Quali sono i numeri della Valle dell’Idrogeno? L’Unione Europea ha stabilito una ‘Banca europea per l’idrogeno‘ con un piccolo tesoretto di 2,3 miliardi; la Valle dell’idrogeno transfrontaliera tra FVG, Slovenia e Croazia ha ricevuto 25 milioni, con una durata di 72 mesi (5 anni) per la realizzazione. L’idrogeno prodotto, definito ‘verde’ perché da fonti rinnovabili, dovrà essere ‘almeno’ 5mila tonnellate all’anno, delle quali il 20% dovrà essere trasportato oltreconfine. Sono state coinvolte 34 organizzazioni, rispettivamente 9 soggetti privati del FVG e 17 tra sloveni e croati. Capofila, sotto il profilo scientifico, l’Università degli studi di Trieste per il FVG, l’Università di Lubiana per la Slovenia e l’Università di Rijeka per la Croazia. Molteplici poi gli enti privati coinvolti; per l’Italia Area Science Park, la Pittini, la Danieli, Halo Indutry, Edison e tanti altri; per la Croazia merita menzionare ACI Marina e per la Slovenia HSE, l’equivalente sloveno dell’ENEL.

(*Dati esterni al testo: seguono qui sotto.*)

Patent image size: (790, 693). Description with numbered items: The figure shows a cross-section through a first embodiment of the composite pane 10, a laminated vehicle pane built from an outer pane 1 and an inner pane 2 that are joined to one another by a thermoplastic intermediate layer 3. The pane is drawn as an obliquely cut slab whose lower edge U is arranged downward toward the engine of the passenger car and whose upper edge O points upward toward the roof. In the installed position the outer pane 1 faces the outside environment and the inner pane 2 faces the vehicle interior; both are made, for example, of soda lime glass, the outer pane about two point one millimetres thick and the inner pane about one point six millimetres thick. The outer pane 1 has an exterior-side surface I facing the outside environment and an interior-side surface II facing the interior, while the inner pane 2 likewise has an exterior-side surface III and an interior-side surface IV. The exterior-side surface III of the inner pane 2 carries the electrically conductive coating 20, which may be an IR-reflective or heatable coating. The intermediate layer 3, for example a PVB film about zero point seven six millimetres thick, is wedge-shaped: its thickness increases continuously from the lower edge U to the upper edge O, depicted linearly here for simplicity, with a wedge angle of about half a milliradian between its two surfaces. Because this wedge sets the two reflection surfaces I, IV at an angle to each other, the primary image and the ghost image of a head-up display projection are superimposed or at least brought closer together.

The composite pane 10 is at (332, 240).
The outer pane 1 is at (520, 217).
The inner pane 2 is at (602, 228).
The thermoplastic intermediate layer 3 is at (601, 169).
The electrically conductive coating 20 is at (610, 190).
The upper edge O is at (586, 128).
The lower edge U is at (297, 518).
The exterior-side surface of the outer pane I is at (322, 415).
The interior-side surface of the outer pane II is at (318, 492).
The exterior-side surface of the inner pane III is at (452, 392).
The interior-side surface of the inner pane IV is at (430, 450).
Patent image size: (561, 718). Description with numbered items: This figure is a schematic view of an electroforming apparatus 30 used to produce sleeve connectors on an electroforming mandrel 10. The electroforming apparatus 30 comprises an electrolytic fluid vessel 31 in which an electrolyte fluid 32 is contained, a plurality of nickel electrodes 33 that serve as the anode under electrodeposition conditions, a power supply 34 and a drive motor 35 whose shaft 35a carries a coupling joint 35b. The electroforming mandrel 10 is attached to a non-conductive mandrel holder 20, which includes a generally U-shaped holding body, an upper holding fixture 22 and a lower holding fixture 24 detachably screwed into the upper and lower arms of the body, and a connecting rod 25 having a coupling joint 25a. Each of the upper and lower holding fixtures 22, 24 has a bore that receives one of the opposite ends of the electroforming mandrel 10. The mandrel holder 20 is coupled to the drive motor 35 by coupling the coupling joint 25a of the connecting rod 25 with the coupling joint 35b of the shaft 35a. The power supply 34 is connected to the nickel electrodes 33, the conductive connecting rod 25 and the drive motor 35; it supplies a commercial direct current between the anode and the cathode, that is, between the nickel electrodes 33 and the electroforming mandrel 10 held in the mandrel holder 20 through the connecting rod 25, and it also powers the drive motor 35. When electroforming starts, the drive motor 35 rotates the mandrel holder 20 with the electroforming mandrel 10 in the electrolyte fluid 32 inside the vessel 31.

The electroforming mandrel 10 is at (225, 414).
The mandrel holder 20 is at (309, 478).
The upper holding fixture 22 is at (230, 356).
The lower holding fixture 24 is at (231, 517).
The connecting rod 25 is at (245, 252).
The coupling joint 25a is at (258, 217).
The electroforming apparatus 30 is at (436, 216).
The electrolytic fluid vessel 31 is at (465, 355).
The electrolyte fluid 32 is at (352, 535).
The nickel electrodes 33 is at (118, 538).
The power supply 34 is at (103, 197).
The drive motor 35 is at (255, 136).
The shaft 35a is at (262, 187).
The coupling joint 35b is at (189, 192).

Rimane, al fondo, l’inquietudine di un dilemma: l’idrogeno è molto costoso, anche coi rialzi del gas connessi alla guerra Ucraina-Russia; estrarlo consuma più energia di quella che viene effettivamente prodotta; e infine sì, esistono gli incentivi governativi ed europei, ma qualora cessassero le industrie smetterebbero di utilizzarlo. Era evidente, durante il convegno, la necessità urgente di un balzo tecnologico, tale da rendere appetibile l’idrogeno.

[z.s.]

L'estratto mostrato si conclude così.